Potential role of HOXD9 in synoviocyte proliferation.

Abstract

To investigate the role of HOXD9 in the proliferation activity of cultured synoviocytes as well as the mechanisms that regulate HOXD9 transcription. Synoviocytes from patients with rheumatoid arthritis (RA) and osteoarthritis (OA) were transfected with HOXD9 complementary DNA to establish stable transformants that overexpressed HOXD9. HOXD9 expression was detected by Western blotting with anti-HOXD9 antibody. The growth properties of the transformants were investigated by proliferation and colony formation assays. The expression of basic fibroblast growth factor (bFGF), tumor necrosis factor alpha (TNFalpha), interleukin-1beta, c-Fos, and c-Myc was examined by Western blotting. Transcriptional regulation of HOXD9 was examined by transient cotransfection.
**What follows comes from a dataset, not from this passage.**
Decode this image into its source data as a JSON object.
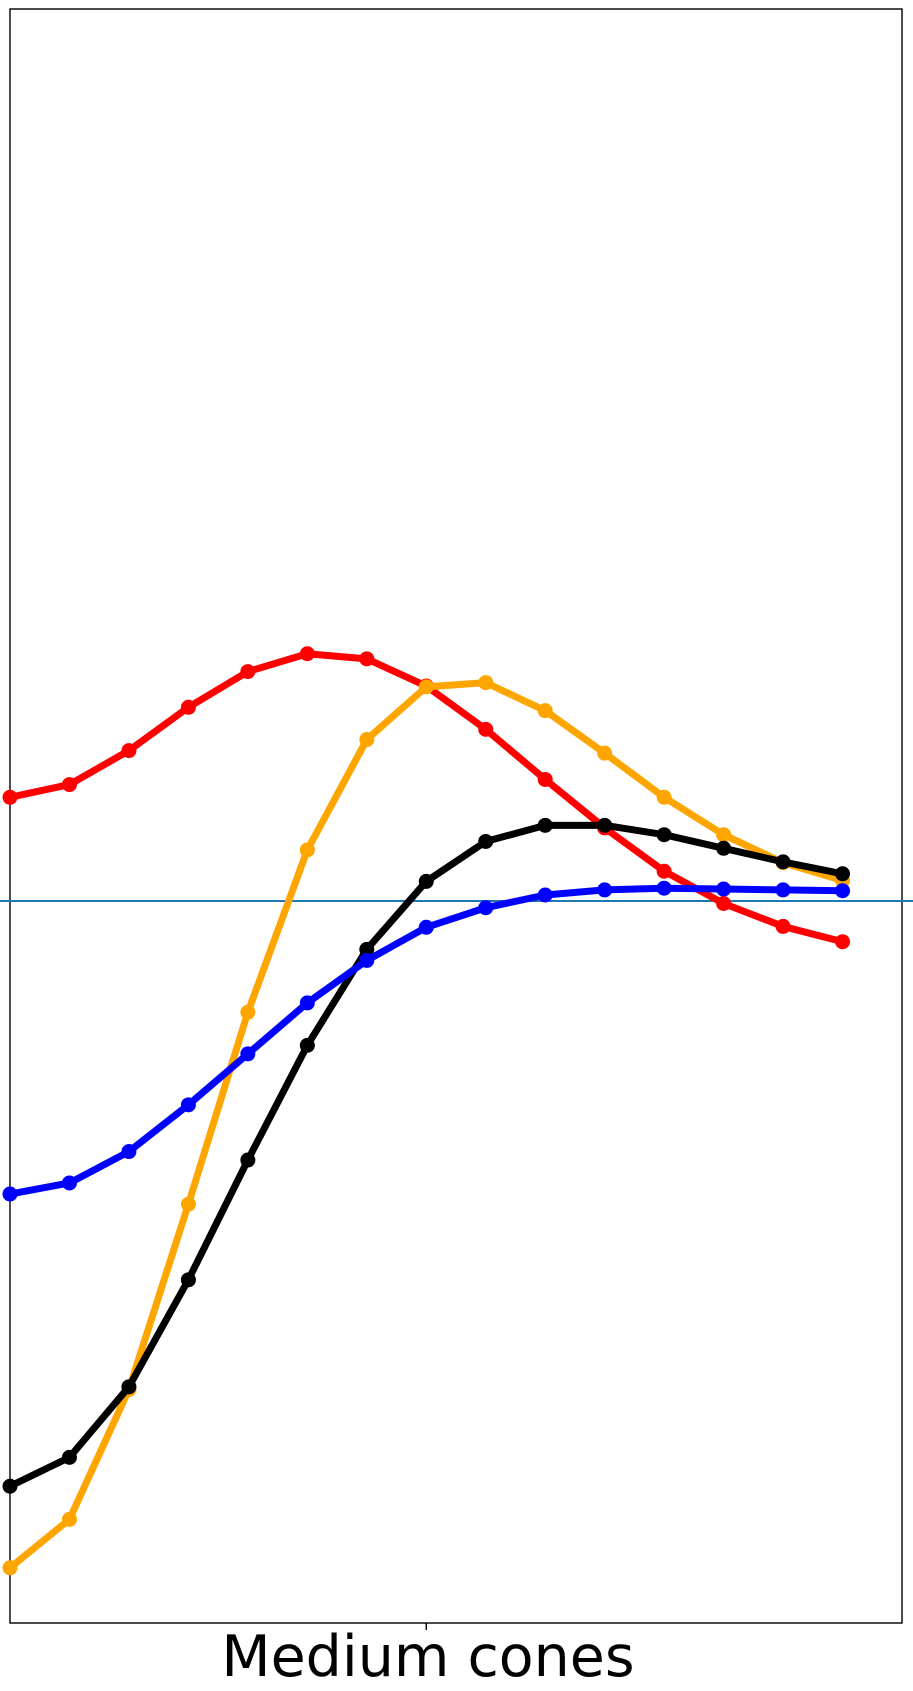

HOXD9 protein was highly expressed in RA synoviocytes, but there was no expression in OA synoviocytes. HOXD9 transfection induced stable HOXD9 protein expression in synoviocytes and showed an increased proliferation rate under both normal and serum-starved conditions, as well as an enhanced capacity to proliferate anchorage independently to form colonies in soft agar cultures, compared with control transfectants. Higher levels of bFGF and c-Fos were detected in HOXD9 transformants than in controls. Transient cotransfection assays of NIH3T3 fibroblasts and synoviocytes showed that HOXD9 activated the luciferase reporter construct containing the highly conserved region (HCR), an autoregulatory element of HOXD9 promoter. This activation was significantly increased by bFGF, suppressed by TNFalpha, and unchanged by transforming growth factor beta in synoviocytes. Human T lymphotropic virus type I tax also activated the luciferase reporter construct containing the HCR and had a synergistic effect with HOXD9 on HCR promoter activation. Our data suggest that HOXD9 plays a potential role in synovial proliferation. In addition, they suggest that the involvement of HOXD9 in the regulation of cellular growth might be mediated, at least in part, by up-regulation of growth-related factors such as bFGF and c-Fos and/or might result from increased transcription activity by its regulators.